Capitals enforcer Tom Wilson, who has engaged in some off-ice, in-the-distance exchange with Rangers’ Matt Rempe, acknowledged he “didn’t see” Panarin’s no-call hit but discussed it after the game.
“It’s one of those things that looks like he’s going after him a little bit,” Wilson said, via Sammi Silber of The Hockey News. “Osh is in a vulnerable spot and he gets him high. I don’t know if he gets him in the head; I haven’t watched it.
“It’s one of those things where everybody stands up, you know. He definitely went after him. So that’s playoff hockey and you’re gonna get hit, you’re gonna give his. I think Osh is OK, so that’s the main thing.”
Wilson also thinks the officiating was focusing more on penalties related to stick hitting rather than physical, body-on-body actions.
“It seemed like tonight it was stick penalties. They were letting a lot of the other stuff go, but it was anything with the stick they were calling,” Wilson said, per Greg Wyshynski. “It’s tough. You get new refs every game, you don’t know what’s going to be called what’s not, but it’s playoff hockey.”
Rangers Acknowledge They Saw Physicality Coming
A few players on the Rangers side of the affair touched on Game 2 and the physicality shown by both teams in the second contest of their first-round matchup.
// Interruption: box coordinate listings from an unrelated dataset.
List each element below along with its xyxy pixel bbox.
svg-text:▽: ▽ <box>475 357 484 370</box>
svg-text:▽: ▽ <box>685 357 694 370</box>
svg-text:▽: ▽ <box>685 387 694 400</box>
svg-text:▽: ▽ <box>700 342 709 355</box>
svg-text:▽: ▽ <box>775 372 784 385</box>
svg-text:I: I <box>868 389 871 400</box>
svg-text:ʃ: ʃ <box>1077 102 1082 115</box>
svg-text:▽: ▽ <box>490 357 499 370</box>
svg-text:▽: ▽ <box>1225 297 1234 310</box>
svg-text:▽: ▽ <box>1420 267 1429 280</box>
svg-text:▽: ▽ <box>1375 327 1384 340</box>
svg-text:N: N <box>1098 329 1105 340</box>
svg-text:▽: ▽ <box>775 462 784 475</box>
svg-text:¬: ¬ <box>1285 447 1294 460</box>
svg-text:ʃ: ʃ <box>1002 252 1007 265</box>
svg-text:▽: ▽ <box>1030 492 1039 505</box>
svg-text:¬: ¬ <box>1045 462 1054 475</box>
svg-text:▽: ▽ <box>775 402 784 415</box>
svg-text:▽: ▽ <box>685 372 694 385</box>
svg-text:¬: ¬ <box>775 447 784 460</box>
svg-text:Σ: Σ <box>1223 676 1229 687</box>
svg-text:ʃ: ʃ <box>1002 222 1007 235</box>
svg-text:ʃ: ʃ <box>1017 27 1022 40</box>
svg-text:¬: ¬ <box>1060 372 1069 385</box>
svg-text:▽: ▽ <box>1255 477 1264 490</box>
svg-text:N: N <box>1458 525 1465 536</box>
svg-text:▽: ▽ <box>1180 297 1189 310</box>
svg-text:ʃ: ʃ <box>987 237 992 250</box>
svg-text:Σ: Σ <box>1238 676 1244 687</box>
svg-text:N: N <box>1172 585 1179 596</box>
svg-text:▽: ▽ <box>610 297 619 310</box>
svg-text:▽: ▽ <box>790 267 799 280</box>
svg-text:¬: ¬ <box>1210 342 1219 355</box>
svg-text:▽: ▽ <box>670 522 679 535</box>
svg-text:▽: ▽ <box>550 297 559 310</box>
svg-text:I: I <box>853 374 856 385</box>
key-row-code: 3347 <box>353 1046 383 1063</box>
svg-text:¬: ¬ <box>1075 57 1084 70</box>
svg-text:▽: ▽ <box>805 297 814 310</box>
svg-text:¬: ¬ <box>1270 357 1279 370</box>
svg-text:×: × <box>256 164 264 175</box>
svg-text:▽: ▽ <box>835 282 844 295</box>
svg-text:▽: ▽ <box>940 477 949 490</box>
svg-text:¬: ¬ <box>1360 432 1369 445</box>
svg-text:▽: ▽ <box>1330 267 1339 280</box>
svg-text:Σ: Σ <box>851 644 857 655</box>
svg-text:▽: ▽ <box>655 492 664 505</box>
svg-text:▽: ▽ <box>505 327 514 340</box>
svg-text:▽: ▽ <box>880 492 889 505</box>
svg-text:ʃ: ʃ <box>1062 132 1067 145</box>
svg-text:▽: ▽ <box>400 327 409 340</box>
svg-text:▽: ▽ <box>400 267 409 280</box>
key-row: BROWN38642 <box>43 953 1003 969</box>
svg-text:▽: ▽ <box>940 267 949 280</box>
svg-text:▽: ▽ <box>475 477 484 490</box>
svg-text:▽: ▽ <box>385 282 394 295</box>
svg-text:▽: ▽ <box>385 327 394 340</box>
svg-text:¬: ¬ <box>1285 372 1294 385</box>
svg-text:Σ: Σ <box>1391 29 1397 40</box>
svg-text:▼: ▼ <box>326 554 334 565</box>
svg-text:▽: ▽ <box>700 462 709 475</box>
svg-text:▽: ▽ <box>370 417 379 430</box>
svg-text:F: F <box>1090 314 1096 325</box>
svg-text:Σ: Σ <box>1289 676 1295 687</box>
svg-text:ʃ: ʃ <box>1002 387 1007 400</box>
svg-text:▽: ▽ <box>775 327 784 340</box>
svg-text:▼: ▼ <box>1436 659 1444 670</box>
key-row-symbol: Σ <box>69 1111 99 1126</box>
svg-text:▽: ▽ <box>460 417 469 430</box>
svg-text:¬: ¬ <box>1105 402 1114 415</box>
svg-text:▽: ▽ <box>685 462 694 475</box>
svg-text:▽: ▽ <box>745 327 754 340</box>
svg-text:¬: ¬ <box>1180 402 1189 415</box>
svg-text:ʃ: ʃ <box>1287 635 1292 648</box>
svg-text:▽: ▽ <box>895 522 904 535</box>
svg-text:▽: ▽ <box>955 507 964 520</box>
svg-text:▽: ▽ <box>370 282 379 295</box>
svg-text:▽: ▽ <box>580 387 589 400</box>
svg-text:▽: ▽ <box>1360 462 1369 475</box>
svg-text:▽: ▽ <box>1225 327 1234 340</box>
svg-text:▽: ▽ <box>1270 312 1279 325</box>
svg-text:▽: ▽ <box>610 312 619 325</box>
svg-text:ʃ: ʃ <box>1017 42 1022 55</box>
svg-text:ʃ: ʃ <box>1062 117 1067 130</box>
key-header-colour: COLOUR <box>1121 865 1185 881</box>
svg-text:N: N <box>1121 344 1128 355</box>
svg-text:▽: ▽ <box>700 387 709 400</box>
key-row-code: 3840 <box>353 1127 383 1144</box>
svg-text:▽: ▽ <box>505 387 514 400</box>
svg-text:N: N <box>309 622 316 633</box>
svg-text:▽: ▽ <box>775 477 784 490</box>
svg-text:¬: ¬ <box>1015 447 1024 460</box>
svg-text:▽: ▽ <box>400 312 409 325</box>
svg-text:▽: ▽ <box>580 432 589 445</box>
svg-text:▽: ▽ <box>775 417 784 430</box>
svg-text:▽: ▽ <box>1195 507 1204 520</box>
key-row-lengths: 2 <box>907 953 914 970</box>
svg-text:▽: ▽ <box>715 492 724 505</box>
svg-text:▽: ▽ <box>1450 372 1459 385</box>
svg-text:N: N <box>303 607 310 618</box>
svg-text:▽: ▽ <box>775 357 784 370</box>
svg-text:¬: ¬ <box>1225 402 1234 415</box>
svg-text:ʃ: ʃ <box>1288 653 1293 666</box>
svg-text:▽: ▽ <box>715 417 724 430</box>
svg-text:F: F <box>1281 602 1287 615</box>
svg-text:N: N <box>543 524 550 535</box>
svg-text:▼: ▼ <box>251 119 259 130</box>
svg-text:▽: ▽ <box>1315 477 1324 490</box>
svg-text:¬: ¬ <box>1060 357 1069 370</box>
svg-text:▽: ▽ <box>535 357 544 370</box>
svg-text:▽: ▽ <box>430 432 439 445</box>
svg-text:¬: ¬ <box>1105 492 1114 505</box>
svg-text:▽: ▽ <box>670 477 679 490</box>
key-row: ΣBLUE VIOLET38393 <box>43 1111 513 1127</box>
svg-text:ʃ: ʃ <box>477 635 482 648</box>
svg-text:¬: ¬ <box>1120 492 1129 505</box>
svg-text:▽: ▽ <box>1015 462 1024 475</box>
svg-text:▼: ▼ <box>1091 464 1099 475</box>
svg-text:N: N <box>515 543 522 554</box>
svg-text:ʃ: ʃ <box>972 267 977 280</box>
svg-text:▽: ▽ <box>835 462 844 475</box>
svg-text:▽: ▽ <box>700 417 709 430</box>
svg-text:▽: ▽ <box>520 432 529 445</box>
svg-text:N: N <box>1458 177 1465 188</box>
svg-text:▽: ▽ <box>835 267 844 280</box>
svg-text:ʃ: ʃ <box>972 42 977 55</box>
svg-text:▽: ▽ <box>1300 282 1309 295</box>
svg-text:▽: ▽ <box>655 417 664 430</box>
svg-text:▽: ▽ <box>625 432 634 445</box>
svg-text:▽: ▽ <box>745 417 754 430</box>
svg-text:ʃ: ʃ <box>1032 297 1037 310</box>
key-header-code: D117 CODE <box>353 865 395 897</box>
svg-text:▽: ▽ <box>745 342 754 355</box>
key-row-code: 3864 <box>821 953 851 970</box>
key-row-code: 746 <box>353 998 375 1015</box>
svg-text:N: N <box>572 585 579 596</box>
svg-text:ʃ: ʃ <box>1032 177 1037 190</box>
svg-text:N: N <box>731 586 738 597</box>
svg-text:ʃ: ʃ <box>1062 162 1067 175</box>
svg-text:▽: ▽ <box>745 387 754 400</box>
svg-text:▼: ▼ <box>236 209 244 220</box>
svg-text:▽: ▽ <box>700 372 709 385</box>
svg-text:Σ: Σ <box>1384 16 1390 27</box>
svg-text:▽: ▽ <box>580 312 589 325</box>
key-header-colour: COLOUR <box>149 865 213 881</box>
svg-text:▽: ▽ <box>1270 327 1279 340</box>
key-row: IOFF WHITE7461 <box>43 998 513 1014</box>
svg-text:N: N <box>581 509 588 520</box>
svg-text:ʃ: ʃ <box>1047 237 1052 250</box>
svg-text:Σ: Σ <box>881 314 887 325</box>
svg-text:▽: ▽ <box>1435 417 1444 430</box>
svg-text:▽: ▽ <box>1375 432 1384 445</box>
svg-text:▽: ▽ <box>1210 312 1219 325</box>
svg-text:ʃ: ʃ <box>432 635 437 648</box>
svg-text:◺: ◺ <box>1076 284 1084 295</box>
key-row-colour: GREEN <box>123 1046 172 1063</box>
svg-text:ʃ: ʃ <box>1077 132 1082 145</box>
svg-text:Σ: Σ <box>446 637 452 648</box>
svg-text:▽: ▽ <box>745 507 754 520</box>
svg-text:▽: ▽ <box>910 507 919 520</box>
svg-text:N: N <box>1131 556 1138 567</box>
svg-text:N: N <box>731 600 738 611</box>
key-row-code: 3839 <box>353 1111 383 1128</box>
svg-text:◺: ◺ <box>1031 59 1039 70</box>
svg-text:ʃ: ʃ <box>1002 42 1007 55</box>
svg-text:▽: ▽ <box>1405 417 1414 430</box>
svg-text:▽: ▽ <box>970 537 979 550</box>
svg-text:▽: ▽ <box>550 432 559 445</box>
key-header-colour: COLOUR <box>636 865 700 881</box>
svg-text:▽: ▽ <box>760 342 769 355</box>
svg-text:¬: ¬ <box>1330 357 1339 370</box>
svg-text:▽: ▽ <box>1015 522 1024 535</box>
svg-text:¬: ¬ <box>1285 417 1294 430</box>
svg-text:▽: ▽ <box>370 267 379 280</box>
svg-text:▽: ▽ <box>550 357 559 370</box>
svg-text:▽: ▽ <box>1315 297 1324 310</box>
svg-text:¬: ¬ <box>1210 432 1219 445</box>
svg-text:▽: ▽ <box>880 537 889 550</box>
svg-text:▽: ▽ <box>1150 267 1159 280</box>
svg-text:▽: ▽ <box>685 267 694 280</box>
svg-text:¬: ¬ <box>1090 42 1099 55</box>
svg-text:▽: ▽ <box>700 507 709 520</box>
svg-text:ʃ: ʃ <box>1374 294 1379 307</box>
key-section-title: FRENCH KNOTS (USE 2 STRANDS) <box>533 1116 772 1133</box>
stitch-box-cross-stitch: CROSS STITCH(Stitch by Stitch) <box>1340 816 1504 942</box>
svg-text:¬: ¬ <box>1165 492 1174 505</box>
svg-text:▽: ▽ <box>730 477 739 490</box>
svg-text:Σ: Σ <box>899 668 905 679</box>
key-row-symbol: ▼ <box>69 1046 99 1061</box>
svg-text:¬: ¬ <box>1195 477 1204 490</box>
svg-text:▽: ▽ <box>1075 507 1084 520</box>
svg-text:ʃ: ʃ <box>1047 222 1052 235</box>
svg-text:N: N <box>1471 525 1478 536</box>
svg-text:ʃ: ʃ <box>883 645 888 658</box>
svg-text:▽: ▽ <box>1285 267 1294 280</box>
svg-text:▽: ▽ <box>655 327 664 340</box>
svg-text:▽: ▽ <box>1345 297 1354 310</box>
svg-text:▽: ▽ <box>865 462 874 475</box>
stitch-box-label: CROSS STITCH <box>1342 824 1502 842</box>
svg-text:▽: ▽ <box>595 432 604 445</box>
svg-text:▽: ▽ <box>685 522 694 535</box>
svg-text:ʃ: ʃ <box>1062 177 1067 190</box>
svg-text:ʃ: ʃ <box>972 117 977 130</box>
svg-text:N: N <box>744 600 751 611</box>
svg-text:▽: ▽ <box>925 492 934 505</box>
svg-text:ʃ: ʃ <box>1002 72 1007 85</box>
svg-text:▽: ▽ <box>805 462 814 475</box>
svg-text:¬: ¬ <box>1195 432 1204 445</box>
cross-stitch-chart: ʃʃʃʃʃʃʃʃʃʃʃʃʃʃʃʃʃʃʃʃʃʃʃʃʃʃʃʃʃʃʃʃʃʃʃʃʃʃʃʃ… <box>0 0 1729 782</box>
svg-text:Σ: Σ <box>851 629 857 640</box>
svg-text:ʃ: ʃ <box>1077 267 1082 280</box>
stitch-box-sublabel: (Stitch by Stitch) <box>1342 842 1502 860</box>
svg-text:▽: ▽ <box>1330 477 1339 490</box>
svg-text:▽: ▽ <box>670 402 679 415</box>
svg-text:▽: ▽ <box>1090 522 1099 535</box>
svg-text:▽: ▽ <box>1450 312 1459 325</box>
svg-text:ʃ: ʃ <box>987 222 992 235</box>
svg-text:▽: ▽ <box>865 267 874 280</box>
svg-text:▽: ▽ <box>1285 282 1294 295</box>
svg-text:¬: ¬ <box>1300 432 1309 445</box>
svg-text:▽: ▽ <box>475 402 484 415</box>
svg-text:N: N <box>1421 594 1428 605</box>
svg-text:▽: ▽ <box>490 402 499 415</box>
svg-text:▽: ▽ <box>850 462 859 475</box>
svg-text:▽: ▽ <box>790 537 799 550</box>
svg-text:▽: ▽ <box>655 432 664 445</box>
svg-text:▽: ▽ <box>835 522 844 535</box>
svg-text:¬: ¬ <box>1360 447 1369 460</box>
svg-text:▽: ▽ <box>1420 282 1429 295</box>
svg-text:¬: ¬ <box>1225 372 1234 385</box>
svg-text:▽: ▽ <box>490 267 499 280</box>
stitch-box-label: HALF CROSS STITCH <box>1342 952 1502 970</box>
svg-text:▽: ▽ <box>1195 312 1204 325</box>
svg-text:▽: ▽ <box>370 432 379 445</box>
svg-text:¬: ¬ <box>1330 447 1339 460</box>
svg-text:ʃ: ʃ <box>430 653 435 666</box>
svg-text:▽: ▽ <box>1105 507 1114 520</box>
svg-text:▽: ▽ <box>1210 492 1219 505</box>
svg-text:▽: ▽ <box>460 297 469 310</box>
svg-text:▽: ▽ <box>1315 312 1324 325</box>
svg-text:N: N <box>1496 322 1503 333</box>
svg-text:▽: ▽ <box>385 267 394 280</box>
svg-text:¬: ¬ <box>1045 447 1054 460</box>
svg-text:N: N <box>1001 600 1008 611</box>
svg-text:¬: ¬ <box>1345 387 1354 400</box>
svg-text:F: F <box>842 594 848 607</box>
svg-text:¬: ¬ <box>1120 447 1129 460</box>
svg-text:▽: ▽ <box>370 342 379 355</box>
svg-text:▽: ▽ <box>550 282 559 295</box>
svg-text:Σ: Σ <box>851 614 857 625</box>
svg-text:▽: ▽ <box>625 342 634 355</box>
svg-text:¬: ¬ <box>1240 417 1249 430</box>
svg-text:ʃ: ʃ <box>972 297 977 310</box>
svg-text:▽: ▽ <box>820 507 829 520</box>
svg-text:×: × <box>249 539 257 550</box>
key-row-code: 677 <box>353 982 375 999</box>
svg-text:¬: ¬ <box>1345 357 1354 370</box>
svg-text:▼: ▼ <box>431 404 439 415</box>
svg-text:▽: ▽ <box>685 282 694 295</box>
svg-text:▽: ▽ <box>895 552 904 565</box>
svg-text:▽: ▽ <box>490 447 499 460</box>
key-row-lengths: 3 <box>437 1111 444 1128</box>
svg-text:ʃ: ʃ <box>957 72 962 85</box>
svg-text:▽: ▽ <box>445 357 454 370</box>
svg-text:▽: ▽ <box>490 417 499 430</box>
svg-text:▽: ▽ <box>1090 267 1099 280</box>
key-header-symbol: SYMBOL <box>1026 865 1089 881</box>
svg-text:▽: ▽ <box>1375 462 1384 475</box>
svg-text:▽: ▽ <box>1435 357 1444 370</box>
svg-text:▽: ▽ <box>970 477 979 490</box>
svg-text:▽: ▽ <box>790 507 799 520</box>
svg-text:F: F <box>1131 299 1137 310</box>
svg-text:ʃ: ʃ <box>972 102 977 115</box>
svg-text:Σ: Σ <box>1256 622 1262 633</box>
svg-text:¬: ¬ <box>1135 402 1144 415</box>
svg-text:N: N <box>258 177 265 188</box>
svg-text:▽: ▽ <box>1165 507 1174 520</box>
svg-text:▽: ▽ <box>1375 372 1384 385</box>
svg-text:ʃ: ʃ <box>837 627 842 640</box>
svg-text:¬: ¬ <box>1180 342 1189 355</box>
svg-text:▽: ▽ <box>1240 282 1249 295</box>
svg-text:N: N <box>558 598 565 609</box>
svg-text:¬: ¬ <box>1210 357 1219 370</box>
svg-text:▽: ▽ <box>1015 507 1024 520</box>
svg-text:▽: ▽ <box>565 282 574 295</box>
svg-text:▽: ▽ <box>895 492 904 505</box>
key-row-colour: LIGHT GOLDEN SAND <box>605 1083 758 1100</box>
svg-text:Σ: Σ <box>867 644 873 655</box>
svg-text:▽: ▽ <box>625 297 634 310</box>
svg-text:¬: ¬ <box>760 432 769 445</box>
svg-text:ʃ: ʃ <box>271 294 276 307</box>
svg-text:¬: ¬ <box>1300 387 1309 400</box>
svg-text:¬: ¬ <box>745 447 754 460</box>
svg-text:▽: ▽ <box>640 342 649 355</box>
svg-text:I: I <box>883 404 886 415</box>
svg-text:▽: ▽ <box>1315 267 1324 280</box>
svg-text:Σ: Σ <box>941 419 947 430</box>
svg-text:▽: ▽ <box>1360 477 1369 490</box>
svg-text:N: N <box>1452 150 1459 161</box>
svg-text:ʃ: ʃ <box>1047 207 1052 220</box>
“It was ugly a lot of the time, Jacob Trouba told reporters in his postgame press conference on April 23. “Obviously there are some good plays out there that were made but, for the most part, it was mucky, chip it out, chip it in, and more of a grinding game.
“It seemed it had more of a playoff feel.”
Rangers head coach Peter Laviolette said he was envisioning the type of game that developed on the ice before the puck dropped for the first time on Tuesday evening.
“This morning somebody asked me what I expected and I said I expected that tonight,” Laviolette explained after the game. “The way it played out, physical and some attitude directed inside of the game
“I thought our guys responded pretty well. It was a hard-fought game.”
The Rangers defeated the Capitals 4-3 on their way to getting a 2-0 lead in the first-round series as the matchup goes to Washington for Game 3 and Game 4, scheduled for Friday (April 26) and Sunday (April 28).